Il est difficile de dire quels seront les contours exacts du nouveau régime installé à Phnom Penh, sera-t-il une simple réplique du régime de Sihanouk, tel qu'il existait avant 1970 ? Reflètera-t-il dans sa composition et ses orientations la modification intervenue, en cinq ans de guerre, dans les rapports de forces à l'intérieur du pays ? Norodom Sihanouk sera-t-il réduit au rôle de simple « potiche », selon sa propre expression, ou reprendra-t-il entre les « Khmers Rouges » et la bourgeoisie libérale peu ou prou liée à l'impérialisme, le rôle de Bonaparte dans lequel il excellait avant 1970 ? Les hésitations de Sihanouk à refaire la route qui sépare son exil confortable de Pékin de Phnom Penh, ont sans doute d'autres raisons que celle qu'il avoue, c'est-à-dire la nécessité pour lui de rester à Pékin jusqu'à l'enterrement de sa mère. A l'intérieur même du « Front National » qui a remplacé Lon Nol, des tensions sont à prévoir, et bien des questions restent posées. Mais si le nouveau gouvernement cambodgien reste encore, en grande partie, à mettre en place, son contenu, lui, est bien connu, et cela depuis des années. Et le terrain social et politique sur lequel il se place est sans aucune équivoque.

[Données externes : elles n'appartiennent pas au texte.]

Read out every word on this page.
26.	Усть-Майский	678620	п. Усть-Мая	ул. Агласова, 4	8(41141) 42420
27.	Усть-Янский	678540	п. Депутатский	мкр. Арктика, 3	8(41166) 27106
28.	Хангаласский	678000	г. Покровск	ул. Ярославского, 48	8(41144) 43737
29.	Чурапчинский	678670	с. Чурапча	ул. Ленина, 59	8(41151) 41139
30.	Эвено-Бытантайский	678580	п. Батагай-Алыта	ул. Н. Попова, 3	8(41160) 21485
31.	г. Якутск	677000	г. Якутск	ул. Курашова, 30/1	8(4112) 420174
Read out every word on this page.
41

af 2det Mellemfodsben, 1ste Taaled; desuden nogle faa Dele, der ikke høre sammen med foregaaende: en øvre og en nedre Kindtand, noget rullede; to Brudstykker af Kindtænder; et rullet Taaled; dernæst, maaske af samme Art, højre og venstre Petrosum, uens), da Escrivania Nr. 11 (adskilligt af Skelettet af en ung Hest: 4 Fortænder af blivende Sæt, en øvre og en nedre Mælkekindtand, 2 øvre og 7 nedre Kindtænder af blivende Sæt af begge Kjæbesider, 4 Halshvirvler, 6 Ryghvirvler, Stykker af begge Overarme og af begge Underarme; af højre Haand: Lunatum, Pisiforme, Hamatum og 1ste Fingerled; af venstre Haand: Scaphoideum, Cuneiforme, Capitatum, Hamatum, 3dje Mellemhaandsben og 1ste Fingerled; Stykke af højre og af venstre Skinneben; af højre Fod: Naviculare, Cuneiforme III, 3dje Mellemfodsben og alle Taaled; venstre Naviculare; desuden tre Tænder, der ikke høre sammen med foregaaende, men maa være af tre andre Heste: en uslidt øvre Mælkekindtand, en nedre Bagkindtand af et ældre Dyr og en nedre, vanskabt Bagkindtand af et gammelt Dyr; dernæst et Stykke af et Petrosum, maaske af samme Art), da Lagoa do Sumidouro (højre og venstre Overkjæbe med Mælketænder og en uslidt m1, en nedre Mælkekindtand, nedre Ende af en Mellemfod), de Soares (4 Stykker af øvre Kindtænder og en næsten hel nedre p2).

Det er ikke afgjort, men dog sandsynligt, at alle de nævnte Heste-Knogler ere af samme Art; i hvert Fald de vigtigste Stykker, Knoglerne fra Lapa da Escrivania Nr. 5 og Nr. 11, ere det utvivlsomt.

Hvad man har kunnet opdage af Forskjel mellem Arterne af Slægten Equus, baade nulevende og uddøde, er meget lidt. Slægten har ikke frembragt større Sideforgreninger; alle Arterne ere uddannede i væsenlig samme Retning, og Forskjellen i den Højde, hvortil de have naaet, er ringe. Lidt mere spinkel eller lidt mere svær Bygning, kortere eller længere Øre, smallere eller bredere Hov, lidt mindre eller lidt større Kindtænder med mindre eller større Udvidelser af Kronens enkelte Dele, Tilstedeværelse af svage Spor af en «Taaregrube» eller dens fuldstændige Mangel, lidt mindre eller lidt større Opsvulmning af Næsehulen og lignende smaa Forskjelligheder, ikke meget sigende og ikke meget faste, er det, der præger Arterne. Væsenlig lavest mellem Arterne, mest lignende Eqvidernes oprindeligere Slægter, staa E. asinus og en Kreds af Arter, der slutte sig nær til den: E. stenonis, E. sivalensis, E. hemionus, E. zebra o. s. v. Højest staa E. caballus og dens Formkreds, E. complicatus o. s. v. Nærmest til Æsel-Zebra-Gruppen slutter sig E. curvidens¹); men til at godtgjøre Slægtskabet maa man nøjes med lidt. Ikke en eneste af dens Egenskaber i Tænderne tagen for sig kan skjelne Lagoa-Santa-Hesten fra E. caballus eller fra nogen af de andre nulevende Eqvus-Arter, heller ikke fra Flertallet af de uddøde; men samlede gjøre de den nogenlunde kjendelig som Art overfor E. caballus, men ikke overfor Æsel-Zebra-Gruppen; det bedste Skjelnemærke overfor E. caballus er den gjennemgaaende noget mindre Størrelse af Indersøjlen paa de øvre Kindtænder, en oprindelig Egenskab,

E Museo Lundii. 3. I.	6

C'est avec insistance que les Khmers Rouges eux-mêmes, à leur entrée à Phnom Penh, ont tenu à confirmer que le nouveau régime se placera dans la ligne de la politique d'Union Nationale définie depuis 1970 au sein du FUNC (Front Uni National du Cambodge), et que le prince Sihanouk reste le chef de l'État cambodgien. Une assemblée populaire, réunie par le FUNC les 26 et 27 avril, dix jours après la chute de Phnom Penh, a renouvelé sa confiance à Norodom Sihanouk, chef de l'État, et à Penn Nouth, premier ministre du GRUNC (Gouvernement royal d'union nationale du Cambodge, le gouvernement en exil de Sihanouk), « en raison de leur rôle en tant que grands leaders nationalistes révolutionnaires et nationalistes durant la guerre de libération du Cambodge ». Et même si le rôle réel de Sihanouk semble pour l'instant limité, l'insistance avec laquelle le FUNC - et par conséquent les Khmers Rouges qui en sont pour le moment le principal soutien - tient à se parer de Sihanouk comme d'un drapeau est en elle-même tout un symbole.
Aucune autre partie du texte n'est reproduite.